Yo me había preparado para decir algo gentil en el instante mismo del encuentro, porque hablo un inglés propio de Tarzán o del principio de la trilogía del Planeta de los Simios, es decir, cuando el primer mono logra hilar una frase ante el asombro de sus entrenadores; así que me había preparado para el lance. Con una leve reverencia, intentando disimular mi estilo de verdulero del barrio del Cristo, le dije:

-It’s an honour to meet you, Lord Sebastian… and The Tempest.

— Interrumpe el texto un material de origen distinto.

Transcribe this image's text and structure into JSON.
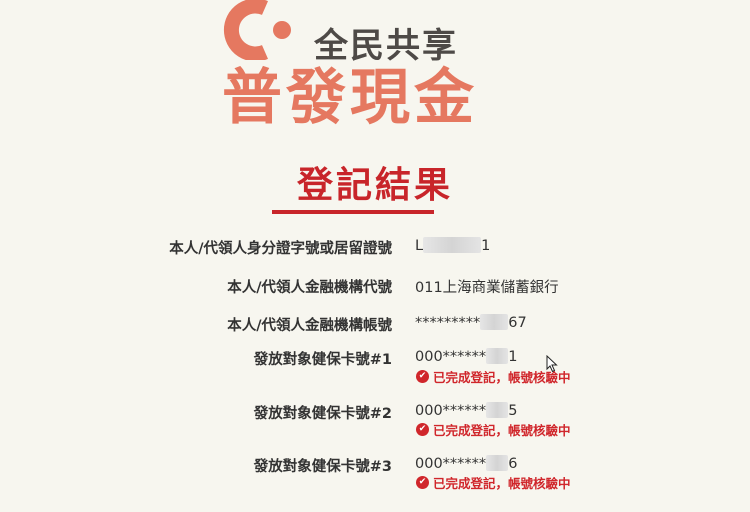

Él me miró fijamente con ojos de azul glacial e inclinó a su vez la cabeza sin moverse del sitio, muy levemente, como cuando encajó de forma mayestática la enhorabuena del entonces presidente del COI, doctor Jacques Rogge, en la apertura de los Juegos de Londres 2012.

Me dijo:

-Thank you very much -y acentuó exageradamente el much.

Nunca sabré si captó que me refería a su madre, que le llamó Sebastian por la obra de teatro Sebastian and The Tempest, auténtico éxito en Inglaterra allá por los años 50; o si me dio las gracias para cortar la palabra en la boca de aquel grupie que se tomaba demasiadas familiaridades.

El caso es que enseguida apartó su atención de mí, se aflojó la corbata y habló de lo que verdaderamente le interesaba en aquel momento: de fútbol, del Chelsea.

Al cabo del quince minutos mi fanatismo no podía más, e intervine.

-Oh, ¿hablan ustedes de fútbol? -contrasté intentado parecer otra vez, por supuesto en vano, un refinado caballero.

-Así es. Soy un humilde seguidor del Chelsea Football Club -explicó tranquilamente el Lord de la mesa.

-Yo soy un fan de Sebastian Coe -me declaré.

-Ok, gracias de nuevo –y siguió a lo suyo, pero sin reverencias ni gaitas; y ya fui viendo por aquello que no le gustaban los friquis que van de enterados, ni pensaba contar batallitas de sus años de atleta, como yo pretendía.

En ésas que llegó su veredicto del vino:

-Yes, I love this wine, etc -y el discurso subsiguiente.

Mientras hablaba para los antedichos 170 afortunados, calculé que si Coe alguna vez llegaba a presidente del COI, cosa harto complicada, habría rematado un currículum político comparable a su gigantesca carrera atlética en la que -por dar una pincelada, ¿eh?- logró convertirse en doble campeón olímpico de 1.500 metros y ser plusmarquista mundial simultáneo, durante poco más de media hora, 1 de julio de 1980, de 800 (1:42.33), 1.000 (2:13.40), 1.500 (3:32.1) y la milla (3:48.95). Steve Ovett, que corrió esa misma tarde la milla en 3:48.53, se afanó rápida, seguro que gustosamente, en arrebatarle su condición de tetrarecordman. Eran tiempos de rivalidad que hoy adquirían una dimensión mítica, con esa aureola que nos inspiran sucesos o canciones de los años ochenta.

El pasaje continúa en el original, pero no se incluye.